Methods. In 1999, we compiled a cohort of 628 school-aged children who were born between January 1986 and December 1994 and had survived non-Hib bacterial meningitis between January 1990 and December 1995. Presence of sensorineural hearing loss (>25 dB) was determined, based on information from questionnaires and medical records. Potential risk factors for hearing loss were obtained from medical records; independent predictors were identified using multivariate logistic regression analysis, leading to the formulation of a prediction rule.
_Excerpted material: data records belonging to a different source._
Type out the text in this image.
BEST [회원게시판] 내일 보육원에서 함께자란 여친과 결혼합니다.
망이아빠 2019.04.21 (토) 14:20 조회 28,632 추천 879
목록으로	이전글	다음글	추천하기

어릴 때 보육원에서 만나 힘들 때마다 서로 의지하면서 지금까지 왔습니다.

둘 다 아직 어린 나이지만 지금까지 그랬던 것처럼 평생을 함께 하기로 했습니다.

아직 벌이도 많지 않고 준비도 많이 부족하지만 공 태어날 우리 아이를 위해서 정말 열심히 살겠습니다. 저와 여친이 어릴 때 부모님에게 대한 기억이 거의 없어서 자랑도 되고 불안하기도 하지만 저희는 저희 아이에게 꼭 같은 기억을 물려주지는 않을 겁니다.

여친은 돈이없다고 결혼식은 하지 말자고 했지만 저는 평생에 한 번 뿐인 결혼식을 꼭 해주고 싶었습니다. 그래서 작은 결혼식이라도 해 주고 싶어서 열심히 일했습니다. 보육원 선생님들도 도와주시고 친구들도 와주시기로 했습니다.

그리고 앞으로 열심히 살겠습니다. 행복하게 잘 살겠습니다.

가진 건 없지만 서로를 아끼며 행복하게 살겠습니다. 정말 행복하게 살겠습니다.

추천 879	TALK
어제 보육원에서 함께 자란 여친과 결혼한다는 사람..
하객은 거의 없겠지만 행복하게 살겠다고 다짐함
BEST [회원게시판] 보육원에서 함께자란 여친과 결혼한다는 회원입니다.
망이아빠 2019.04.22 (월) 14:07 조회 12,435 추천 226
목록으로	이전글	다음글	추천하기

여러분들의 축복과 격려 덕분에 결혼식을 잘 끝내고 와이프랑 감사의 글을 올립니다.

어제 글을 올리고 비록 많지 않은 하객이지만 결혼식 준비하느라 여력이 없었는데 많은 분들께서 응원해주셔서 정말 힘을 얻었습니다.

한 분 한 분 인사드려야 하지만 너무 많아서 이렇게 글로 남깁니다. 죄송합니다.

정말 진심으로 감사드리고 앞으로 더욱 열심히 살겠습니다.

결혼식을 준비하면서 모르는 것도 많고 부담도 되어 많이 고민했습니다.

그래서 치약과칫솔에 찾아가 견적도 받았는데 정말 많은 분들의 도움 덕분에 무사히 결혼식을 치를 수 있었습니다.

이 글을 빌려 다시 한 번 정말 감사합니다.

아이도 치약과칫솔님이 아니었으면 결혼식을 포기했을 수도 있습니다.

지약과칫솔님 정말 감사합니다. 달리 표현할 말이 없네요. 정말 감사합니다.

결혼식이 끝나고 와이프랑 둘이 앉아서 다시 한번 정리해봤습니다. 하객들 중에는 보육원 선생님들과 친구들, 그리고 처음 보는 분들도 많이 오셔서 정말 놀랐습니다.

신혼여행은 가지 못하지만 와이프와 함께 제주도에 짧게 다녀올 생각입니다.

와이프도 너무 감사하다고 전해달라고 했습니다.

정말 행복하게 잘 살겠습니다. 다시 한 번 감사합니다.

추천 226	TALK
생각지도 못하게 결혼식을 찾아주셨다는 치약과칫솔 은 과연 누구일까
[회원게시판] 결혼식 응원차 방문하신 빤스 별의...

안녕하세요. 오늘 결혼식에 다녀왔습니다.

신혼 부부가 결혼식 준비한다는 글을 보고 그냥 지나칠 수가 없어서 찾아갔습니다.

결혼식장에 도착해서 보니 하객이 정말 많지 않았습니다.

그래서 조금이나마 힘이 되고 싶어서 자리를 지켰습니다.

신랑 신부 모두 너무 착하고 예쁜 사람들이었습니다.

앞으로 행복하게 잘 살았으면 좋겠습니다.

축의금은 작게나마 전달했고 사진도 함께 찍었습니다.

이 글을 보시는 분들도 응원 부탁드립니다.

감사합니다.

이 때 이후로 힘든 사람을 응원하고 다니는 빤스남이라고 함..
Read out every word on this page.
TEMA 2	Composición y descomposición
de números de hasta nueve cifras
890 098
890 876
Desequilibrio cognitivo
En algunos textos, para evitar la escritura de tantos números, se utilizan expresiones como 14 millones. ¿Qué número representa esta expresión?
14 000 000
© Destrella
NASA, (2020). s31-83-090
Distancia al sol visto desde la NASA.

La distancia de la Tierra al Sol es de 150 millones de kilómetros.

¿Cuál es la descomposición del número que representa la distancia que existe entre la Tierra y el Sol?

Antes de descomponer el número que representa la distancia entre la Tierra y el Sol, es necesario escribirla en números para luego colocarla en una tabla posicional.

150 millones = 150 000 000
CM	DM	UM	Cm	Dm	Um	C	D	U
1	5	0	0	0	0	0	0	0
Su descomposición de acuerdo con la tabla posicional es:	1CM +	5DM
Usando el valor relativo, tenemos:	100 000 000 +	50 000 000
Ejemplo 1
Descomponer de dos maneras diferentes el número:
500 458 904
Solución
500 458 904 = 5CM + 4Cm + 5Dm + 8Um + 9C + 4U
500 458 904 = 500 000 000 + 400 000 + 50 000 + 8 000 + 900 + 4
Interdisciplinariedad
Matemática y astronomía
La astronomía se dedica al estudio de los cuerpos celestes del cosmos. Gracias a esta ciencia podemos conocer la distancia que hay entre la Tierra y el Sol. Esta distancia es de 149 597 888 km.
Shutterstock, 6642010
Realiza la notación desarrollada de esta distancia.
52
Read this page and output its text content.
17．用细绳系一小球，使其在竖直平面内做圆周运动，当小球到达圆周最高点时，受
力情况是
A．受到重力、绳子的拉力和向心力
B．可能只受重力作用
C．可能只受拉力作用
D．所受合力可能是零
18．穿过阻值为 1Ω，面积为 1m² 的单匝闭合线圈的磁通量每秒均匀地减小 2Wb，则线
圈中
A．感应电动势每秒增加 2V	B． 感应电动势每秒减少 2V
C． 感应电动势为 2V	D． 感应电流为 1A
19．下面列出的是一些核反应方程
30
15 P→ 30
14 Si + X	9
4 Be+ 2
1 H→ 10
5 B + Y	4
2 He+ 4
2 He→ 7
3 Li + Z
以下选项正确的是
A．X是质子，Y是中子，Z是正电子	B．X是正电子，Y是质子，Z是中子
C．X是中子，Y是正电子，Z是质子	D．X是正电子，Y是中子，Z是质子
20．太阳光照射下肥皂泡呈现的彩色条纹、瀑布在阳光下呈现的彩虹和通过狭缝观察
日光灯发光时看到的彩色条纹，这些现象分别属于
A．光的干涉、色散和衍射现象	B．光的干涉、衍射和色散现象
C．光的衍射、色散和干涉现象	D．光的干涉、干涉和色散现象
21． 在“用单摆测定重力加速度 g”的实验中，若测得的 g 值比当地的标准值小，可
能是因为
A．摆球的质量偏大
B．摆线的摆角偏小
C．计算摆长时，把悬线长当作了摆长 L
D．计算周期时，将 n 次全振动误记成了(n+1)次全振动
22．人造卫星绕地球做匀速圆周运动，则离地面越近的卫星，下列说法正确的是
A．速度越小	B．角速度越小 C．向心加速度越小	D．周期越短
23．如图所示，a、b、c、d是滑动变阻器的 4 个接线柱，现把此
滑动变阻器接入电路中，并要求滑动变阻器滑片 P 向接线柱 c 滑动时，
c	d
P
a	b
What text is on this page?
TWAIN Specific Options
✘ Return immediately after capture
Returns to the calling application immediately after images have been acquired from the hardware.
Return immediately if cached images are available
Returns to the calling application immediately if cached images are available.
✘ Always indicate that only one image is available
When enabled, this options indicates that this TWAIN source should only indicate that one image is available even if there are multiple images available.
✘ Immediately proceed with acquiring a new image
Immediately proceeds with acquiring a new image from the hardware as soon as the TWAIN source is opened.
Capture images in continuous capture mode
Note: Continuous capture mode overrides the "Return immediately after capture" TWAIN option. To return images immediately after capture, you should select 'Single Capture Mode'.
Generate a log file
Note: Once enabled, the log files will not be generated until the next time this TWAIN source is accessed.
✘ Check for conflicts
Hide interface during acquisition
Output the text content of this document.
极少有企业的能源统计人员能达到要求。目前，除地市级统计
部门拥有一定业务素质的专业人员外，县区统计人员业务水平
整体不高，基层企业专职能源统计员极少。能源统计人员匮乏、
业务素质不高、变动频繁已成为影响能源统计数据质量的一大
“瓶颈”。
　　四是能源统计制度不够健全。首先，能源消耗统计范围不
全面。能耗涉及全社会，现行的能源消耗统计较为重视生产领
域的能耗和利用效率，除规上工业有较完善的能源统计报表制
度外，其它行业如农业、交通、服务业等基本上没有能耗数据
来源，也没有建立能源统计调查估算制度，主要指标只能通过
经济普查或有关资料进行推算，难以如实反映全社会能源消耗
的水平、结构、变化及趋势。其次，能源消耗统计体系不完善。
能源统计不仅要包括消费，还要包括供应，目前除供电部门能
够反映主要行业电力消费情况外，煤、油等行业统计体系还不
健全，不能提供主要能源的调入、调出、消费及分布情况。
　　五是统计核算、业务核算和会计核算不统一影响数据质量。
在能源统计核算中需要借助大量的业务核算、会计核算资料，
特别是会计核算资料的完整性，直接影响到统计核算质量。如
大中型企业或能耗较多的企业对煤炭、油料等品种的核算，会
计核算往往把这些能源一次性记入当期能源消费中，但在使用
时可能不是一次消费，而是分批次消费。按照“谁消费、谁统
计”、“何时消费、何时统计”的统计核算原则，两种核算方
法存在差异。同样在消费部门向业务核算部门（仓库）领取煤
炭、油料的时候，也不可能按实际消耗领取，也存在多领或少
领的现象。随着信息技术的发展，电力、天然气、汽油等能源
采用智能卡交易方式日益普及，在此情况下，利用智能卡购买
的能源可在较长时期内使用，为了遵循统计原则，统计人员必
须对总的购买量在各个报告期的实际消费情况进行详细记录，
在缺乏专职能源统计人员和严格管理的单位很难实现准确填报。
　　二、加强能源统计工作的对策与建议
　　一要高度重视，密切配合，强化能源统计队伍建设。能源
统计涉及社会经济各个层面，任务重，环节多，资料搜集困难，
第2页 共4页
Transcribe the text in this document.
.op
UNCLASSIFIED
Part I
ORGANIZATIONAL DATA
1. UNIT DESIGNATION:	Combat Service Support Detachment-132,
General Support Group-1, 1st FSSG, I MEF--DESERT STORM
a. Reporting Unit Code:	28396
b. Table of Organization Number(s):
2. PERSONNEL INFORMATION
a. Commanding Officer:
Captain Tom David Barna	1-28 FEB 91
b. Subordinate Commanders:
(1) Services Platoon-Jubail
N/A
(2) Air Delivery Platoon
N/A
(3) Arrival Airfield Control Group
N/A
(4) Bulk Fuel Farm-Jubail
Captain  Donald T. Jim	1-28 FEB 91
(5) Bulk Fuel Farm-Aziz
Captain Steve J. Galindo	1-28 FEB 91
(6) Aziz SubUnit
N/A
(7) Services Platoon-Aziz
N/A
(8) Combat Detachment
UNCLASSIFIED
Results. The incidence of hearing loss was 7%. The hearing of 68% of the children was evaluated as part of their routine follow-up after bacterial meningitis, resulting in the detection of 75% of the cases of hearing loss. The remaining 25% were detected after this follow-up had ended. Using a prediction rule based on 5 factors—duration of symptoms before admission >2 days, absence of petechiae, cerebrospinal fluid glucose level ≤0.6 mmol/L, Streptococcus pneumoniae, and ataxia—62% of the postmeningitic children were selected as being at risk. All cases of hearing loss were in this at-risk group.
Conclusions. Hearing loss can be predicted satisfactorily. When the hearing of children who are predicted to be at risk is tested as part of their routine follow-up, no children with hearing loss need be missed.